Let these words I wrote sink in. As uncomfortable as it is to read, this is our reality. He is the face of mental health. He is eight years old. Eight. He did not ask for this. We grieve a life we thought we would have. Yet we move forward. We will make something beautiful out of the life we were given. I will keep fighting for my son. A friend once told me you can take a situation and either let it define and destroy you or you can choose to learn from it and move forward. This disability will not define or destroy us. We have endured too much and have worked too hard for that. Better days will come. Until then I choose to keep moving us forward even when the current is trying to push back and take us under.

 

5 Comments

  • Elizabeth P says:

    Thank you for sharing your beautiful, heartbreaking perspective as a parent of a child who lives with mental illness. One day at a time, my friend. Take care of yourself, too.
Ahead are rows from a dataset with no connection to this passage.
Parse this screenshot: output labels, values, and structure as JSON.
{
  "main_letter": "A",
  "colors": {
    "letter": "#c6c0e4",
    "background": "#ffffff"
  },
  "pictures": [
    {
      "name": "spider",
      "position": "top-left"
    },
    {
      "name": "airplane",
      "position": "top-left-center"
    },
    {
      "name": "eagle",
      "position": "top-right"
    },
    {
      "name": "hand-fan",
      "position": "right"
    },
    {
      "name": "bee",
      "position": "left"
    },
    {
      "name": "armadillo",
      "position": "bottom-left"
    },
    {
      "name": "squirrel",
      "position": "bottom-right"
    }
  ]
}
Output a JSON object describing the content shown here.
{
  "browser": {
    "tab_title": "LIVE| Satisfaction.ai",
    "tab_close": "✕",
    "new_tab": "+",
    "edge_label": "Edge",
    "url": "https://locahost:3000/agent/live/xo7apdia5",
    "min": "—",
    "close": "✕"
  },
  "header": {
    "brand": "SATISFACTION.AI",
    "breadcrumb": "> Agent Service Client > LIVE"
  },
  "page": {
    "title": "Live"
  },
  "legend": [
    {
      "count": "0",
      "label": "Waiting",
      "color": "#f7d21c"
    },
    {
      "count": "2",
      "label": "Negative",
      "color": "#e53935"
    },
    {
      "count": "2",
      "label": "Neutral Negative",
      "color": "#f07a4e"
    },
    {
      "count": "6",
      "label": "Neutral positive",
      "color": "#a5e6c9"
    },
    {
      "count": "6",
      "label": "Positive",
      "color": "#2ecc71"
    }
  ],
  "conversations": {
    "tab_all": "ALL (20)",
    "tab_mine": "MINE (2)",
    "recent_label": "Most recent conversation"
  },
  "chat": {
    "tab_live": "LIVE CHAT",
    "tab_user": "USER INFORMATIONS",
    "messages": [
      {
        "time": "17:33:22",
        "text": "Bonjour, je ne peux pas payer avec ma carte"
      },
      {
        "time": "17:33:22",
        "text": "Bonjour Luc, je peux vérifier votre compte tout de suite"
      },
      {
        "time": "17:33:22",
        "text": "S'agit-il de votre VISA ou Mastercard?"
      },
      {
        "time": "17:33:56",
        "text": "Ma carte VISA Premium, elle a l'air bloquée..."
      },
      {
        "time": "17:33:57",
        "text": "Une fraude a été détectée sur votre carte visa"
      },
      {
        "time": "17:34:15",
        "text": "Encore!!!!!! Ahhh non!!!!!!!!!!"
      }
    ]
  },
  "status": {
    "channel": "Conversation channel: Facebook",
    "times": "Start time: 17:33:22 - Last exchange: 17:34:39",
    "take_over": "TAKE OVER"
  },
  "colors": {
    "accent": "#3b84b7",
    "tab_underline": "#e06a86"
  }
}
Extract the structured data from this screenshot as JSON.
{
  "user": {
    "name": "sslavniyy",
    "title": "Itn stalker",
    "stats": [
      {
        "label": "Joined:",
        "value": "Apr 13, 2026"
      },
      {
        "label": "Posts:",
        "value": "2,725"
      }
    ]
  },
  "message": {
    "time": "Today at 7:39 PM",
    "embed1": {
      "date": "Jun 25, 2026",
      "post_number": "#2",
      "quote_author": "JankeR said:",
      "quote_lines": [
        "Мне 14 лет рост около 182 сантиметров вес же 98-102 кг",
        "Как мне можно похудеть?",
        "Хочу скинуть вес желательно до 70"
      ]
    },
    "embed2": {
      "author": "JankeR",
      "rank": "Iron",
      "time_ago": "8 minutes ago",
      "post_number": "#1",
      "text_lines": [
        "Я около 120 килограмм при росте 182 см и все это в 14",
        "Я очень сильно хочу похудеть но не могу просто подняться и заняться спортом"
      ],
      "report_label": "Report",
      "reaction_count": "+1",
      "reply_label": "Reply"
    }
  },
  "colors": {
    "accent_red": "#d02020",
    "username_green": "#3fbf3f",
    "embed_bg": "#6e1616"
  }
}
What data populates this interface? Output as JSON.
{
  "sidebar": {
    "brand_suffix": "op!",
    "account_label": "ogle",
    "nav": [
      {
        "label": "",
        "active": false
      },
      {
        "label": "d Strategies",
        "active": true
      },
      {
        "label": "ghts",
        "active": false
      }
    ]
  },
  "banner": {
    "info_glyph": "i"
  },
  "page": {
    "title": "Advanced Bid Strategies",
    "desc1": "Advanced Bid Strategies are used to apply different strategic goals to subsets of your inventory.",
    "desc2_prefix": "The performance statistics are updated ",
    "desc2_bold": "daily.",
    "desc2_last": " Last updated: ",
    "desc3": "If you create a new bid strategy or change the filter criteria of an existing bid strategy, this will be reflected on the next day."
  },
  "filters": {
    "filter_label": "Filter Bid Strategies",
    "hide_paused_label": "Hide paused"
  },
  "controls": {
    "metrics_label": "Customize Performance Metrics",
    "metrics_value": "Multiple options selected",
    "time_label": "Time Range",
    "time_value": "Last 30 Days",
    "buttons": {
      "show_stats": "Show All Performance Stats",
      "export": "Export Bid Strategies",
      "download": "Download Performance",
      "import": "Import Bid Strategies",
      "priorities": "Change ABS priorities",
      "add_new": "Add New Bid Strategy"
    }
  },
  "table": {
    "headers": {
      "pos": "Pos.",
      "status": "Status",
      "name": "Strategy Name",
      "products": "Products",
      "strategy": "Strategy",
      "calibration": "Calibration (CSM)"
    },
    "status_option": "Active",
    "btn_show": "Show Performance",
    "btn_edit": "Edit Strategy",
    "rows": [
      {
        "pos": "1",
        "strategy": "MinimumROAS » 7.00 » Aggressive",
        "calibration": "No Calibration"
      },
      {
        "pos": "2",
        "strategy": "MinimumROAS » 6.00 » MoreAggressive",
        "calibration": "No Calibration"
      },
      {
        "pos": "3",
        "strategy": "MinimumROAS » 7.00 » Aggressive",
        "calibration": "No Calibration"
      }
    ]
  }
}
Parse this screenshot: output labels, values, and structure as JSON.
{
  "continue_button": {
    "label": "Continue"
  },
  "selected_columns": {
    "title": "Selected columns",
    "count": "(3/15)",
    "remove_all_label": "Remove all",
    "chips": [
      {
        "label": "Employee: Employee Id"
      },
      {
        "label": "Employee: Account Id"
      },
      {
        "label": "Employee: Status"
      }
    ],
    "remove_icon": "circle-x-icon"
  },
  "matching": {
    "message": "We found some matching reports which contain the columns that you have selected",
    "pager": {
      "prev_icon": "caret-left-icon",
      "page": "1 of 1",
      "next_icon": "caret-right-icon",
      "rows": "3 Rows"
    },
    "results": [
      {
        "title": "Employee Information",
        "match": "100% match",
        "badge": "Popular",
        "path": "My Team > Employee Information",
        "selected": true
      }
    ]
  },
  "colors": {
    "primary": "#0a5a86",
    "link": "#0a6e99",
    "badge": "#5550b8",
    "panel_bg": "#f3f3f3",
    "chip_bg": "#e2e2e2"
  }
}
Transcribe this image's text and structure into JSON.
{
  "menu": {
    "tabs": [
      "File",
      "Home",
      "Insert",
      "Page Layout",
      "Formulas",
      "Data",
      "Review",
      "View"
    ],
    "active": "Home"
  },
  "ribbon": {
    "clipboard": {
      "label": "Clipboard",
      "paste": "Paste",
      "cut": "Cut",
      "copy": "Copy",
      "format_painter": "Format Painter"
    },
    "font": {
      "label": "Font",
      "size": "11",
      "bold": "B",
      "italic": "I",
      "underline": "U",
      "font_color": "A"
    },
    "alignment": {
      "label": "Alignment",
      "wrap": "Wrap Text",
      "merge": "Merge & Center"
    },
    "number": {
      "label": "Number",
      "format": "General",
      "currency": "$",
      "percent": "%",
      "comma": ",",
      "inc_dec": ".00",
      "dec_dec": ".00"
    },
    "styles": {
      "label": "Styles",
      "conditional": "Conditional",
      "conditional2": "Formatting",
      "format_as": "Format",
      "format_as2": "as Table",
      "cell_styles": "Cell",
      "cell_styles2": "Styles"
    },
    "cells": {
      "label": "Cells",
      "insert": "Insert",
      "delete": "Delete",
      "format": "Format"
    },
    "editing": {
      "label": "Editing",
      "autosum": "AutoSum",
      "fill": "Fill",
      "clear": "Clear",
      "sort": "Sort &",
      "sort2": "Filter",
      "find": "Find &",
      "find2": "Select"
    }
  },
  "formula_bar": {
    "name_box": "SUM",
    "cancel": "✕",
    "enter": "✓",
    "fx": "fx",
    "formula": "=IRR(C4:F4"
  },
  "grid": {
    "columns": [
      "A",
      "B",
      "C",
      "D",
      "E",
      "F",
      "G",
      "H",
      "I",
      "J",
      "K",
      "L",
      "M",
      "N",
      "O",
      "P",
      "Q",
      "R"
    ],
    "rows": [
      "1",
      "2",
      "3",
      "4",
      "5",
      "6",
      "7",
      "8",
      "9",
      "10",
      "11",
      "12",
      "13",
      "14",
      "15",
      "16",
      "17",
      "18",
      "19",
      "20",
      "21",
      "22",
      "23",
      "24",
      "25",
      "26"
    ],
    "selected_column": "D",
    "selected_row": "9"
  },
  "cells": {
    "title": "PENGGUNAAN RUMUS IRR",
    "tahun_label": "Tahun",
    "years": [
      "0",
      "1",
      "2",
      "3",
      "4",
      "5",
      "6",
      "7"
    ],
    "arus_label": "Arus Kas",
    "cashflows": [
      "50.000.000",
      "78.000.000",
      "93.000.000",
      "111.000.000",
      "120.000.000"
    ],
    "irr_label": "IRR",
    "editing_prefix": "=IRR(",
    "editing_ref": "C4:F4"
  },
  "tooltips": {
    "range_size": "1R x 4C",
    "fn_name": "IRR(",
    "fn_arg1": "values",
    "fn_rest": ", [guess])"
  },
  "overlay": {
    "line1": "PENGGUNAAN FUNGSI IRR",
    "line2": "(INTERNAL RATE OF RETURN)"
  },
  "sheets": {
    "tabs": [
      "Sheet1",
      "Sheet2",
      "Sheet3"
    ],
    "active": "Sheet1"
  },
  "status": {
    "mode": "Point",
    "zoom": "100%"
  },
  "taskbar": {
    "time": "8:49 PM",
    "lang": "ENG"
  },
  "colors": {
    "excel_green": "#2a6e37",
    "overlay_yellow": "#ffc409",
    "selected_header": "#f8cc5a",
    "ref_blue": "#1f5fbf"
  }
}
As you share your story, my hope is that you meet your peeps so you feel more supported.

  • Julie says:

    Thank you for sharing your story and may God continue on strengthening you. You have help me see I’m not alone. One day i will share my story of my son and I. God is still working on me.

  • Hilary says:

    Thank you for sharing this. You, your words and your son are important.

  • Gretchen says:

    Your words bring me back to a very difficult time. Mental illness is so devastating to a family. I too am a parent of a child with mental illness. Suicide Attempts. Hospitalizations. Cocktails of medications without any relief or improvement. By chance one day, we found Dr. Lisa Pan. She is a researcher physician at the University of Pittsburgh. She has been studying suicide, depression and other mental illnesses and has found that metabolic deficiencies in the central nervous system can be the cause. My son is healthy today because of her discovery. I know the frustration of hearing people give you endless unsolicited suggestions on how to “fix” your child but perhaps she can help. https://www.post-gazette.com/news/health/2016/08/22/Pittsburgh-researchers-may-have-found-cure-for-some-untreatable-depression/stories/201608220015 We live in New York but we took our son to see Dr. Pan. You are not alone.

  • sean says:

    Only the names are different. The stories are strangely the same. The tears, the cries for help seemingly in vain, but by sharing these stories we form an invisible bond, a link with all the countless others who suffer this nightmare on a daily basis. As I write this, my daughter is in jail, for yet another violation of a court order to stay away from her nine-year old son whose father was granted sole custody three years ago because she was constantly incarcerated for DUI or restraining orders. Her mother and sister want nothing to do with her. Without me she would be homeless on the streets, falling deeper into a world of addicts, criminals and other outcasts of society. The numbers are growing as I write this. We are accused, as parents, of coddling, enabling. We hear from those who don’t understand that we should simply let go, give up, let them figure it out for themselves. But they have never been where we have been. They turn the other way because they don’t know what to do, so they prefer not to see it. It makes their comfortable lives begin to feel less comfortable. We’re only beginning to suspect the link between alcohol and mental illness. For those of us who are still holding on, refusing to let them go, we pray science will find a new drug that will bring them back to life before it is too late. Bipolar is an insidious disease, infecting everyone around it, drawing them in to share the misery. When combined with alcohol and incarceration, it could be lethal.